ROEとは
株式投資をする上で必ずチェックするべき項目としてROEが採り上げられるようになってきました。株式投資指標のなかでも特に注目されている指標の1つです。
ROE(Return On Equity)は株主資本利益率のことです。
ROEは企業が株主の投資した資金を使って、いかに効率的に利益をあげているかを表したもので、次の算式で算出されます。
ROE = 当期純利益 / 株主資本 × 100
株主資本というのは貸借対照表の株主資本の合計になります。
2006年の会社法によって、資本の部が純資産の部という名称に改正されています。
株主資本は純資産の部の一部になっています。
古いサイトや素人のサイトにはいまだに、株主資本というのは貸借対照表の資本の部の合計であると古い説明がされていることがあります。
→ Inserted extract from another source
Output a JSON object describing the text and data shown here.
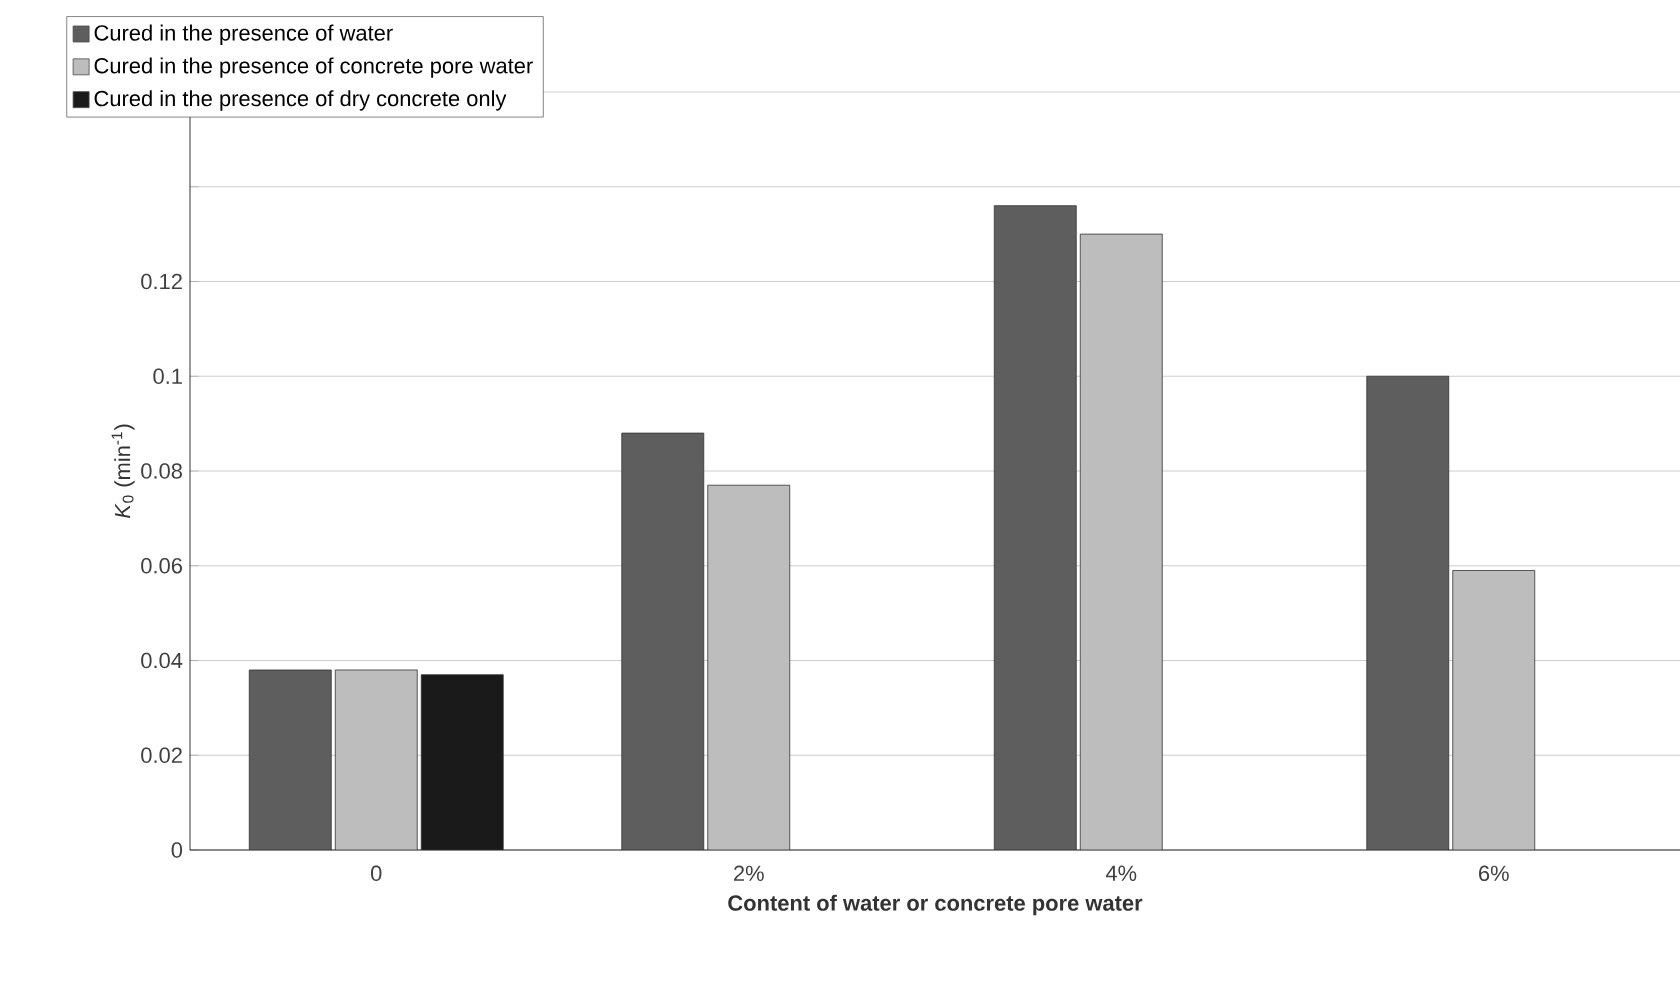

現在では「資本の部」という表示は公開会社のどの決算書にも使用されていないので注意しましょう。
また、ROEの算出で使う利益は税引後当期純利益を使います。
ROEは企業の収益力を測るモノサシの一つでもありますが、株主やこれから株式投資をする立場の目から見ると、その企業への株式投資がどれほどの利益を生むかの採算性も示していることになります。
企業は、株主資本(自己資本)と他人資本(負債、借入金)を使って事業を行います。そして、そこから得られた収益の中から、他人資本には利子を支払い、税金を差し引いて最後に残った税引後当期純利益が株主の所有持分になります。
したがって、ROE(自己資本利益率)は、株主の持分に対する投資収益率を意味することになります。